Since VTS’ inception in January 2012 it has offered a virtual space tour creation platform. At this point, VTS has the largest library of commercial real estate videos in the world with 5,000 videos in more than 30 markets, Mr. Masiello said.
“It’s helping support the whole transaction process,” he said. “People will take space without even seeing it.”
For example, he said, when the leading media and Internet company IAC was looking for office space for its division Felix/CityGrid Media, which powers local commerce, it had a specific geographic radius in mind. But when executives saw a building that was totally outside of their parameters, at 229 West 43rd Street, via a VTS video, “they said, ‘Wow, this really is an option,’” Mr. Masiello said.
VTS is a subscription model with a per-building rate starting at $200 per month and going up to a few hundred, depending on levels of information access.
Explaining the difference between VTS’ platform and Google Business View, Mr. Masiello said: “We use video to do the same, but it’s technically for a different purpose. Google is helping businesses bring visibility to a company or space. We are helping landlords attract companies to their vacant space.”
In assessing the three platforms, James Famularo, a senior director at Eastern Consolidated, said videos like VTS’ wouldn’t be ideal for marketing a retail space, which averages 1,500 to 2,000 square feet in New York City, because stores are often just simple rectangles. And he would opt for Google Business View over Floored because it is more germane to see the actual conditions of the space.
Floored adds an extra dimension to Google Business View’s 2-D feature.
As Mr. Eisenberg explained it: “They are doing 360-degree photography. You can turn around, but you can’t move into the photograph.”
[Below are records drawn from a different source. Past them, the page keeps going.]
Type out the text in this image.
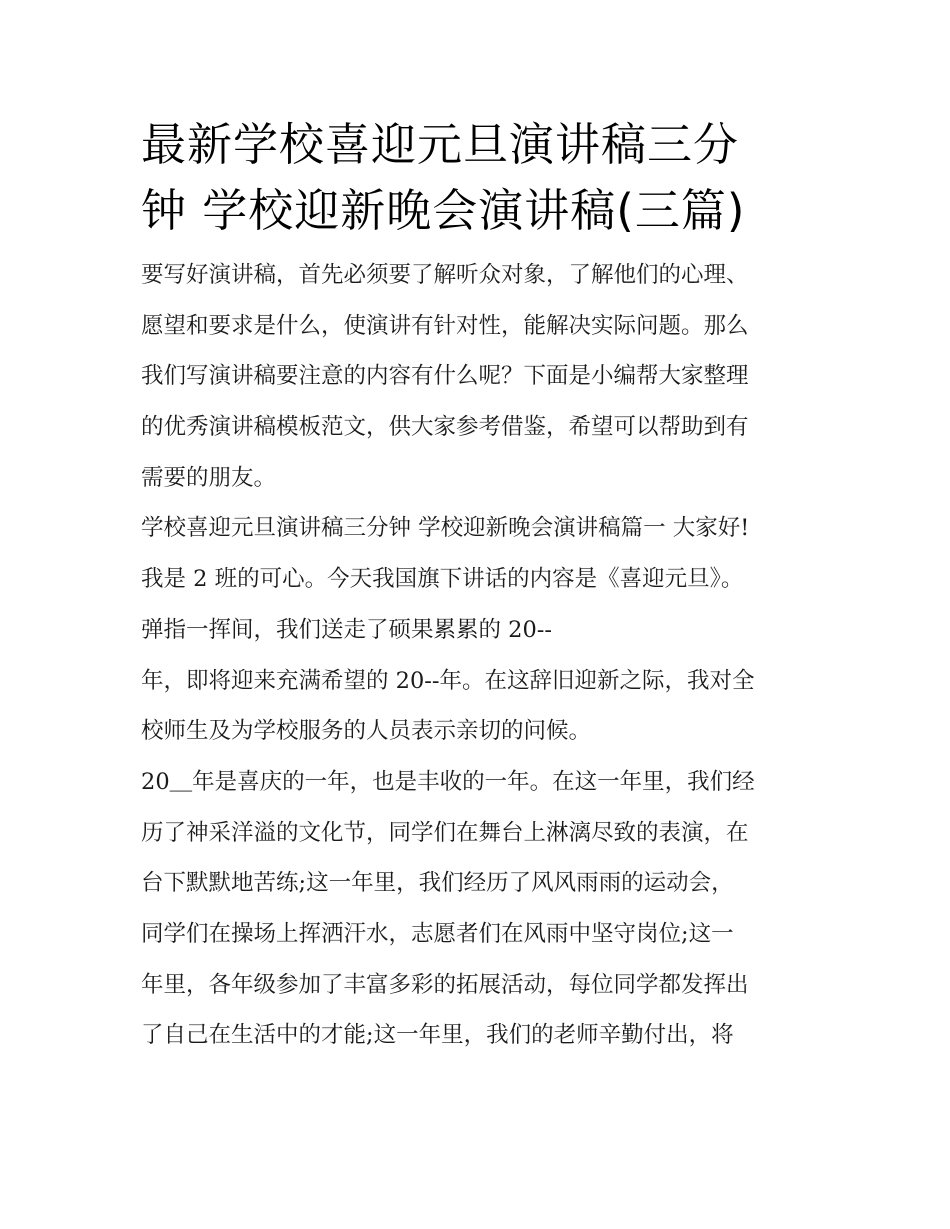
最新学校喜迎元旦演讲稿三分
钟 学校迎新晚会演讲稿(三篇)
要写好演讲稿，首先必须要了解听众对象，了解他们的心理、
愿望和要求是什么，使演讲有针对性，能解决实际问题。那么
我们写演讲稿要注意的内容有什么呢？下面是小编帮大家整理
的优秀演讲稿模板范文，供大家参考借鉴，希望可以帮助到有
需要的朋友。
学校喜迎元旦演讲稿三分钟 学校迎新晚会演讲稿篇一 大家好!
我是 2 班的可心。今天我国旗下讲话的内容是《喜迎元旦》。
弹指一挥间，我们送走了硕果累累的 20--
年，即将迎来充满希望的 20--年。在这辞旧迎新之际，我对全
校师生及为学校服务的人员表示亲切的问候。
20＿年是喜庆的一年，也是丰收的一年。在这一年里，我们经
历了神采洋溢的文化节，同学们在舞台上淋漓尽致的表演，在
台下默默地苦练;这一年里，我们经历了风风雨雨的运动会，
同学们在操场上挥洒汗水，志愿者们在风雨中坚守岗位;这一
年里，各年级参加了丰富多彩的拓展活动，每位同学都发挥出
了自己在生活中的才能;这一年里，我们的老师辛勤付出，将
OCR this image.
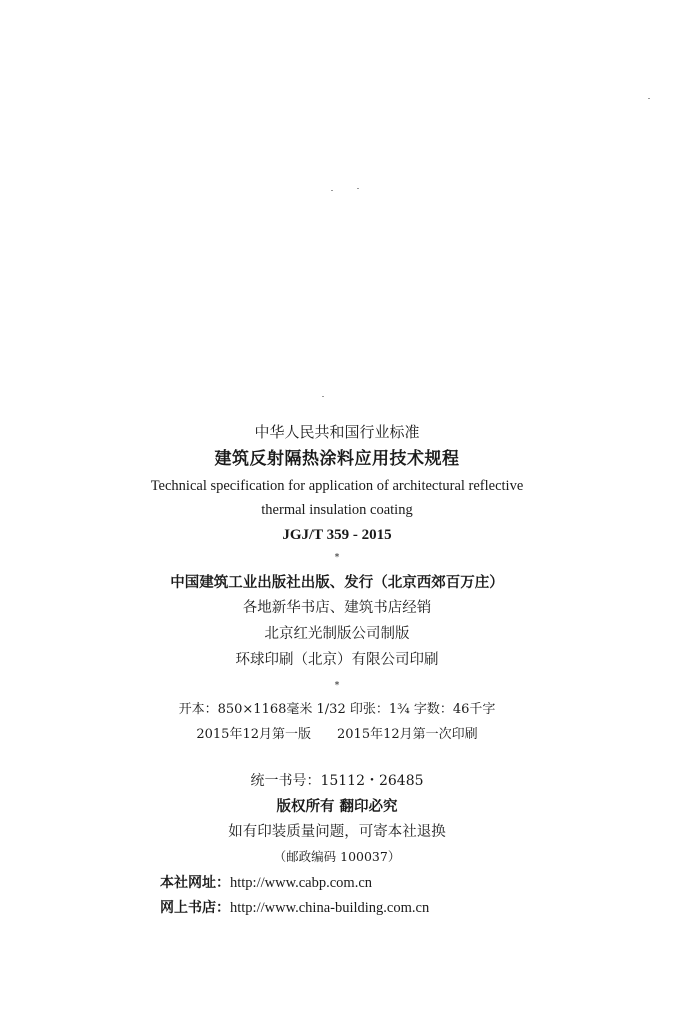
中华人民共和国行业标准
建筑反射隔热涂料应用技术规程
Technical specification for application of architectural reflective
thermal insulation coating
JGJ/T 359 - 2015
*
中国建筑工业出版社出版、发行（北京西郊百万庄）
各地新华书店、建筑书店经销
北京红光制版公司制版
环球印刷（北京）有限公司印刷
*
开本：850×1168毫米 1/32 印张：1¾ 字数：46千字
2015年12月第一版 2015年12月第一次印刷
统一书号：15112・26485
版权所有 翻印必究
如有印装质量问题，可寄本社退换
（邮政编码 100037）
本社网址：http://www.cabp.com.cn
网上书店：http://www.china-building.com.cn
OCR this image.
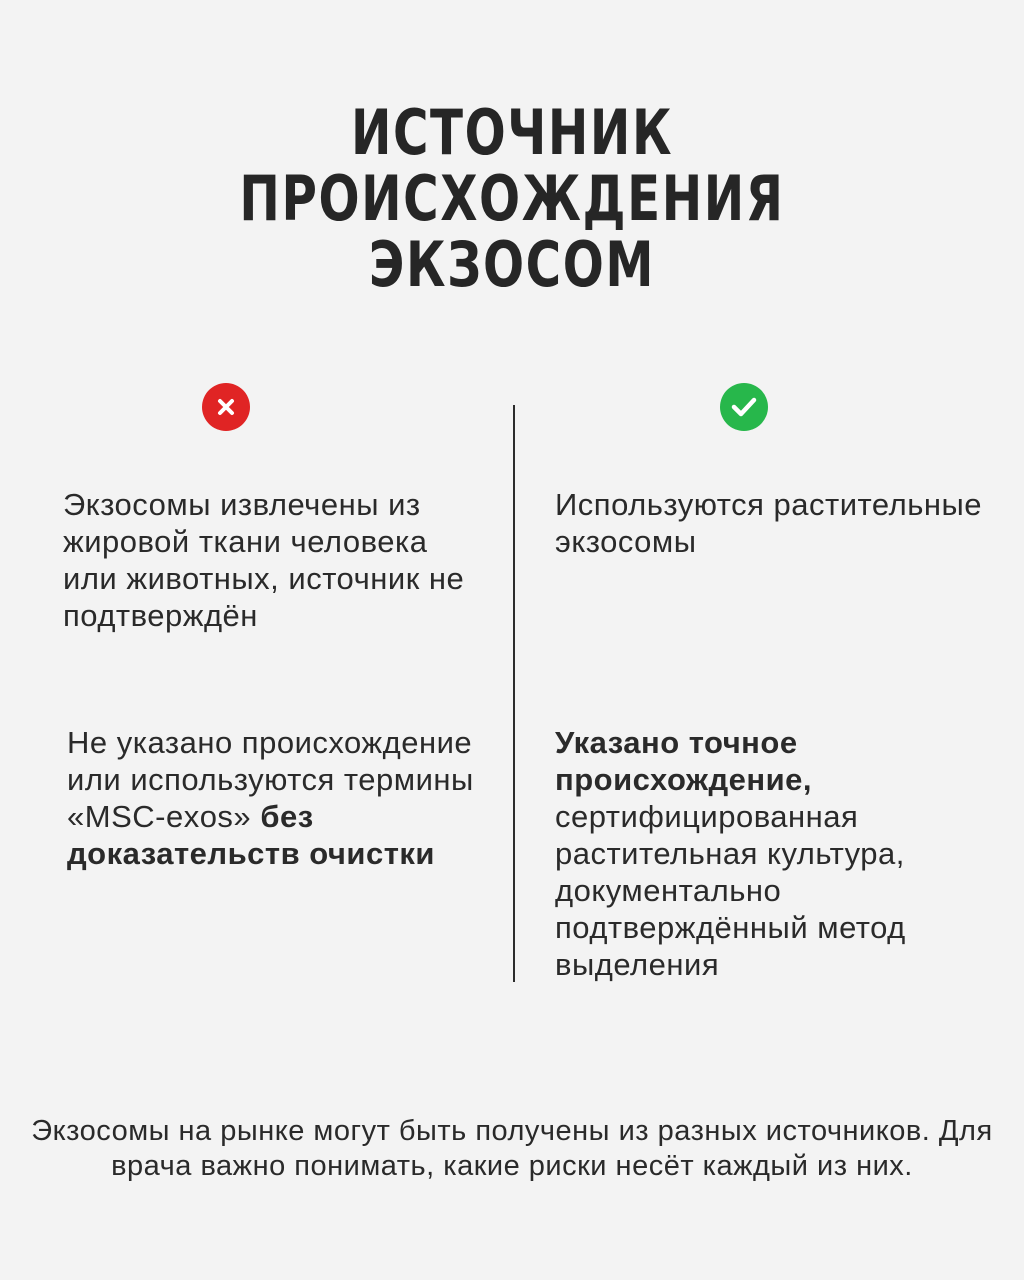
ИСТОЧНИК ПРОИСХОЖДЕНИЯ
ЭКЗОСОМ

Экзосомы извлечены из жировой ткани человека или животных, источник не подтверждён

Не указано происхождение или используются термины «MSC-exos» без доказательств очистки

Используются растительные экзосомы

Указано точное происхождение, сертифицированная растительная культура, документально подтверждённый метод выделения

Экзосомы на рынке могут быть получены из разных источников. Для врача важно понимать, какие риски несёт каждый из них.
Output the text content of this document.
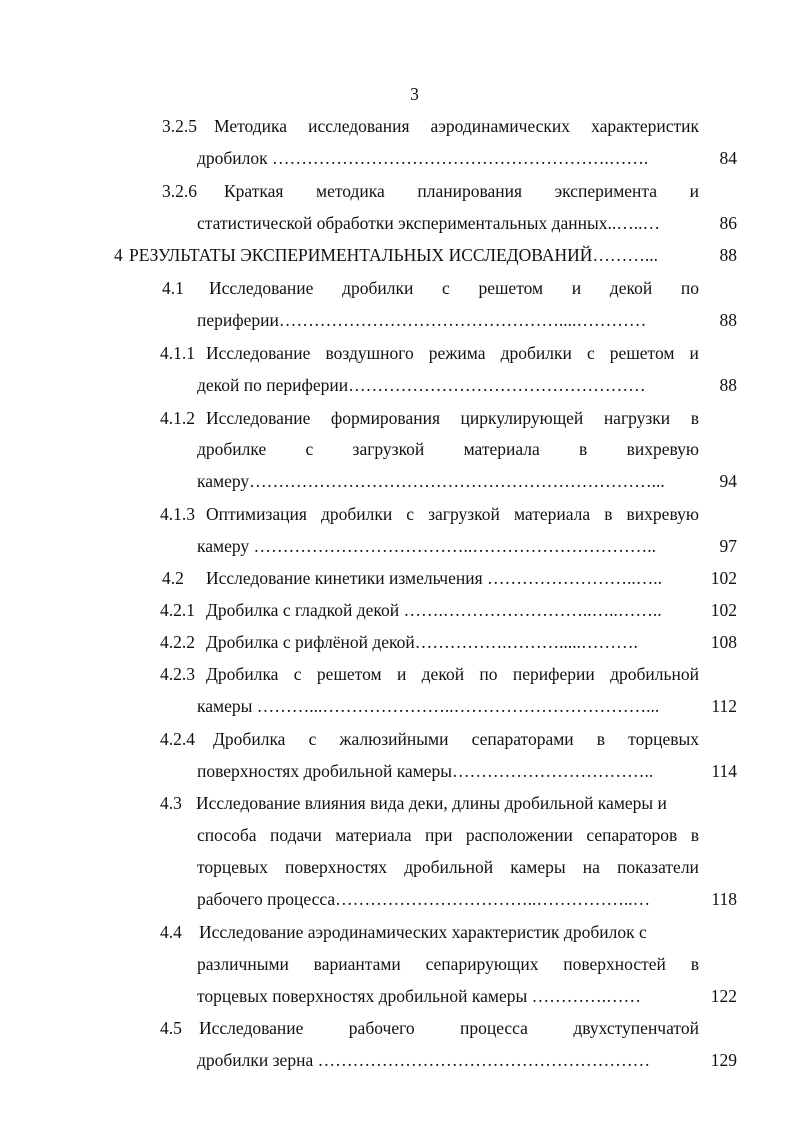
3
3.2.5 Методика исследования аэродинамических характеристик
дробилок ………………………………………………….…….	84
3.2.6 Краткая методика планирования эксперимента и
статистической обработки экспериментальных данных..…..…	86
4 РЕЗУЛЬТАТЫ ЭКСПЕРИМЕНТАЛЬНЫХ ИССЛЕДОВАНИЙ………...	88
4.1 Исследование дробилки с решетом и декой по
периферии…………………………………………....…………	88
4.1.1 Исследование воздушного режима дробилки с решетом и
декой по периферии……………………………………………	88
4.1.2 Исследование формирования циркулирующей нагрузки в
дробилке с загрузкой материала в вихревую
камеру……………………………………………………………...	94
4.1.3 Оптимизация дробилки с загрузкой материала в вихревую
камеру ………………………………..…………………………..	97
4.2 Исследование кинетики измельчения ……………………..…..	102
4.2.1 Дробилка с гладкой декой …….……………………..…..……..	102
4.2.2 Дробилка с рифлёной декой…………….……….....……….	108
4.2.3 Дробилка с решетом и декой по периферии дробильной
камеры ………...…………………..……………………………...	112
4.2.4 Дробилка с жалюзийными сепараторами в торцевых
поверхностях дробильной камеры……………………………..	114
4.3 Исследование влияния вида деки, длины дробильной камеры и
способа подачи материала при расположении сепараторов в
торцевых поверхностях дробильной камеры на показатели
рабочего процесса……………………………..……………..…	118
4.4 Исследование аэродинамических характеристик дробилок с
различными вариантами сепарирующих поверхностей в
торцевых поверхностях дробильной камеры ………….……	122
4.5 Исследование	рабочего	процесса	двухступенчатой
дробилки зерна …………………………………………………	129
But with Floored, which employs 3-D scanning (a camera plus a laser), you can.
“I think all of these technologies impact how commercial real estate brokers are doing business because you’re less reliant on an in-person space tour,” Mr. Eisenberg said.
In most cases, potential tenants want to view a space before signing on the dotted line, but Google Business View can be helpful in weeding out the rejects.
“A virtual tour would be another useful tool to help tenants, many of whom are not local and cannot envision specifics relative to individual spaces, in order to best make decisions,” said Robin Abrams, an executive vice president at Lansco.
The owner of an Italian fashion brand was in the city recently and once he saw the space Lansco was negotiating on, he determined that he wanted a larger one in the same building. Had he seen the space via video prior, Ms. Abrams believes Lansco could have honed in on the larger space from the outset.
A number of people Commercial Observer contacted weren’t familiar with this technology, but in time, they could be.
“I get excited about what the future could be,” said Lee & Associates NYC’s Henry Goldfarb. “It’s not front of mind for me. I don’t think it’s front of mind for many brokers. I think it’s a little early to think it will have any impact on a short-term basis.”
Can this type of technology alone seal a deal?
Mr. Famularo said that he was marketing 307 Spring Street, home to Giorgione restaurant, when he Googled the address. He came across the Google Business View and is now closing a deal after sending the link to a restaurateur who wanted the space after viewing the online tour. Mr. Famularo said he is negotiating terms with the new tenant, which would keep the place as Giorgione.
But technology is only as good as the folks that use it.
“This [type of technology] would be helpful for sure,” Ms. Abrams said, “but still not take the place of a tenant touring the market area and the actual site.”